NILES SCHOOLS Plan for facility has support
The district is part of a group of schools seeking a grant to improve American-history teaching.
By DENISE DICK
VINDICATOR TRUMBULL STAFF
NILES -- School board members agreed to support a plan by the Frontliners club to start a fund-raising campaign for an improved training facility for the high school football team.
Mike Dunn, president of the club which raises money for the team, said the locker room at the football stadium houses lockers, shower facilities and equipment. When the locker rooms are being used, the equipment has to be pushed out of the way to make room, making it inaccessible for working out.
"It was built for 50 kids originally," Dunn said. "We've got 100 to 110 kids in there now and the overcrowding is terrible."
The facility includes only four shower heads for all of the players.

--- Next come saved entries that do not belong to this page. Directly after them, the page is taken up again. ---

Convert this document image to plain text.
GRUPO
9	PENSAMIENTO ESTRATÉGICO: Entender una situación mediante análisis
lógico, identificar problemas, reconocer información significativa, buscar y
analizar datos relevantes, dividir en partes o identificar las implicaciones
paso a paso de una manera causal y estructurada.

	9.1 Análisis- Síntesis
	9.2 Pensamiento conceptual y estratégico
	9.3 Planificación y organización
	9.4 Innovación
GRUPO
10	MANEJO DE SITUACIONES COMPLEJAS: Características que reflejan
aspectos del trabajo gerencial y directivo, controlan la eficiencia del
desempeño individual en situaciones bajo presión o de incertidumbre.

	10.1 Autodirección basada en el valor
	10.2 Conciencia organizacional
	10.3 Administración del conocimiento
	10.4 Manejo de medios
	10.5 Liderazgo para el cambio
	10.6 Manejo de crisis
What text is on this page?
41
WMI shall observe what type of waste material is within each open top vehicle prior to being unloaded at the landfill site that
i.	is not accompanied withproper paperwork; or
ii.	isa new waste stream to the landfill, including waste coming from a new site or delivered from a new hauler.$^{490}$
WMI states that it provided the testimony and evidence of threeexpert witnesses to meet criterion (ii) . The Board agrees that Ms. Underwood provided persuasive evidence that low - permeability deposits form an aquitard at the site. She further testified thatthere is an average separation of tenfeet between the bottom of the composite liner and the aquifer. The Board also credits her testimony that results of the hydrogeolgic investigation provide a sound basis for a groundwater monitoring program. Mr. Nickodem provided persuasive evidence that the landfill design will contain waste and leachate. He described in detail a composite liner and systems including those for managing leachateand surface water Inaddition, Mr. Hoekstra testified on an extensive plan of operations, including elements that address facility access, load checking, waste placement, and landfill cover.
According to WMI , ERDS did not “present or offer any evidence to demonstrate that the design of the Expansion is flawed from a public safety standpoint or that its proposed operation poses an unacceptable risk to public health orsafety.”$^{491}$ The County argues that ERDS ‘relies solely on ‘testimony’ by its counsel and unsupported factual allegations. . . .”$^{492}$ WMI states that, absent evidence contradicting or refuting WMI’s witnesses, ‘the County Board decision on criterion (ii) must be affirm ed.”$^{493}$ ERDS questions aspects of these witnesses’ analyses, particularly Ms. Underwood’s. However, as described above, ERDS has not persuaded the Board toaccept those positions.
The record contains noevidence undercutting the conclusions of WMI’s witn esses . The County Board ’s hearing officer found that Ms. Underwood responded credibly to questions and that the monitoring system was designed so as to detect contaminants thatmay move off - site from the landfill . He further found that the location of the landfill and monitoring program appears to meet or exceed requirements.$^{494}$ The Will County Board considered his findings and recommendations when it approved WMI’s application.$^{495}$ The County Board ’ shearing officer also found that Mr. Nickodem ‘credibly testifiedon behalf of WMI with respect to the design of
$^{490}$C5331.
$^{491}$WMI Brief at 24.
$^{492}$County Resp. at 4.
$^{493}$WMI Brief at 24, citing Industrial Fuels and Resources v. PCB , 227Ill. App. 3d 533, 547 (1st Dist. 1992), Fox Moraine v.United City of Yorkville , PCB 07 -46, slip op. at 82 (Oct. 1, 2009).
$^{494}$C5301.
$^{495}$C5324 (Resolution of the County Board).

The club wants to build an outbuilding about 20 feet behind the locker room. The property isn't being used and the building would house the weight equipment and other training equipment, freeing up space in the locker room.
Earlier attempt died: A similar plan for a larger facility died for lack of interest about two years ago, said Duane Yeager, another club member, but he says they aren't giving up.
Costs haven't been determined because the club is hoping for some donations of services such as plumbing and electrical work. People interested in contributing to the effort may contact club members through the school district.
Yeager said stadium problems extend to cleaning and routine maintenance. The last few times the stadium has been painted, club members did it and paid for the paint, he said.
School board members said they realize the stadium needs work, but money is the problem.
"There are things that were not done to that facility for 20 years that should have been done regularly," said Rocky Riviella. "Where do you draw funds if you're short of money? Do you put it into the schools or put it into facilities? I'd like to put it into both."
History program: In other business, the board agreed to participate in a program aimed at improving the teaching of American history. The district will be part of a consortium with Youngstown State University and Girard, Alliance, Struthers and Campbell schools. The school districts were chose because of their similar educational and socioeconomic characteristics, said Dr. Tom Leary, a YSU history professor.
The group will apply for a three-year, $960,000 federal education department grant. The money would cover stipends and tuition costs for teachers who attend history-teaching classes, salaries for three people from the university to work in the school districts and materials structured to make it easier to teach history.
Leary said the group expects to learn by the fall whether or not it receives the grant.
"This particular group of schools was not on their radar," Leary said of the education department. "We think that makes our chances for funding particularly good."